Faster! Faster! Faster would be better!
You may be forgetting that (we are told that) oil price is set in the global marketplace. "American" oil does not stay in America. This "fact" is always used to explain price increases. Increased "American" oil production will only effect oil prices in the context of global supply. "Drill baby Drill would have only marginal downward presure on prices. So it follows that "Hoard baby Hoard" would also have only marginal upward presure on oil prices. All this talk about increased American production being a boon to Americal consumers is mostly nonsense. Same applies to the argument that the Keystone pipeline would be a boon to consumers here in America. These are con jobs designed to make a very small handful of already very wealthty Americans even more wealthty. Most Americans will/would see very small price changes at the pump.

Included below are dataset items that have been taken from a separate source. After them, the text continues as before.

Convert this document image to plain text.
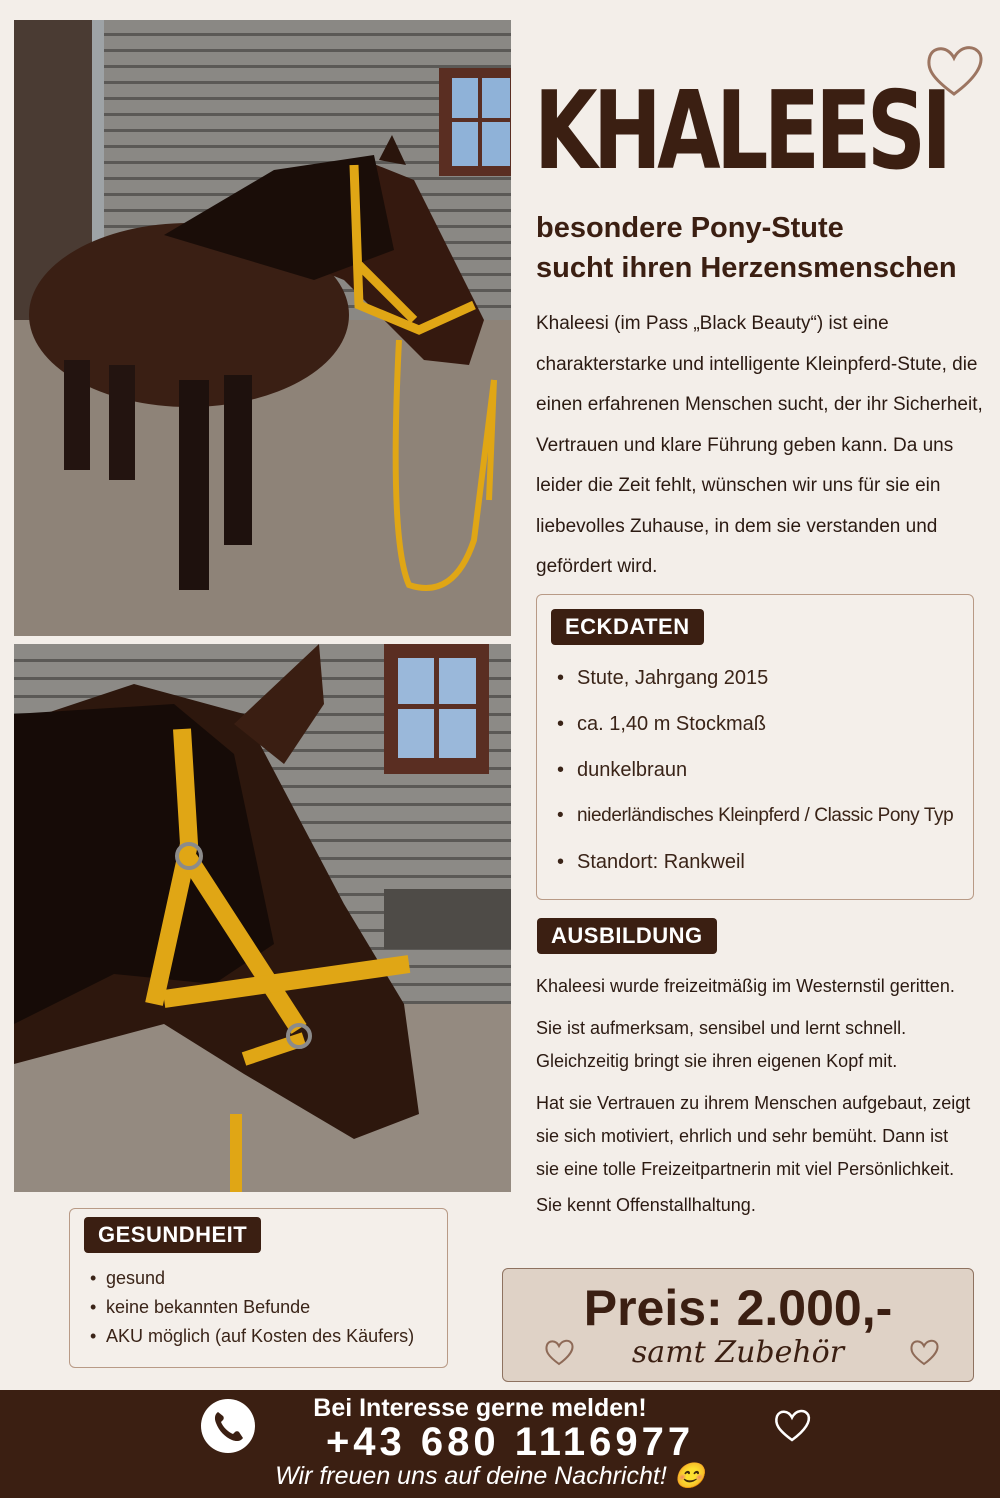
KHALEESI
besondere Pony-Stute
sucht ihren Herzensmenschen
Khaleesi (im Pass „Black Beauty“) ist eine charakterstarke und intelligente Kleinpferd-Stute, die einen erfahrenen Menschen sucht, der ihr Sicherheit, Vertrauen und klare Führung geben kann. Da uns leider die Zeit fehlt, wünschen wir uns für sie ein liebevolles Zuhause, in dem sie verstanden und gefördert wird.
ECKDATEN
• Stute, Jahrgang 2015
• ca. 1,40 m Stockmaß
• dunkelbraun
• niederländisches Kleinpferd / Classic Pony Typ
• Standort: Rankweil
AUSBILDUNG

Khaleesi wurde freizeitmäßig im Westernstil geritten.

Sie ist aufmerksam, sensibel und lernt schnell.

Gleichzeitig bringt sie ihren eigenen Kopf mit.

Hat sie Vertrauen zu ihrem Menschen aufgebaut, zeigt sie sich motiviert, ehrlich und sehr bemüht. Dann ist sie eine tolle Freizeitpartnerin mit viel Persönlichkeit.

Sie kennt Offenstallhaltung.

GESUNDHEIT
• gesund
• keine bekannten Befunde
• AKU möglich (auf Kosten des Käufers)	Preis: 2.000,-
samt Zubehör
Bei Interesse gerne melden!
+43 680 1116977
Wir freuen uns auf deine Nachricht! 😊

For oil this is true. The cost to ship oil is quite low, so oil produced in one country doesn't really help lower prices. The price is reasonably the same around the world.
For natural gas, this doesn't apply. Transporting large amounts of natural gas is expensive. It is energy intensive to compress and cool the gas into a liquid. Some gas is lost during the ocean journey, either as blowoff (LNG ships typically do not have liquification equipment on board, so as the gas heats up, it boils off), fuel for the ship, or both. Right now the US has huge natural gas production, but moving it outside of the US is expensive. So natural gas in the US costs ~25% what it costs in Europe, and ~35% of what it costs in Russia. The natural gas boom IS keeping gas prices very low, and in places where electricity and heating is gas, this is saving US consumers a lot of money.
Even those who arrange and design shrubberies are under considerable economic stress at this period in history.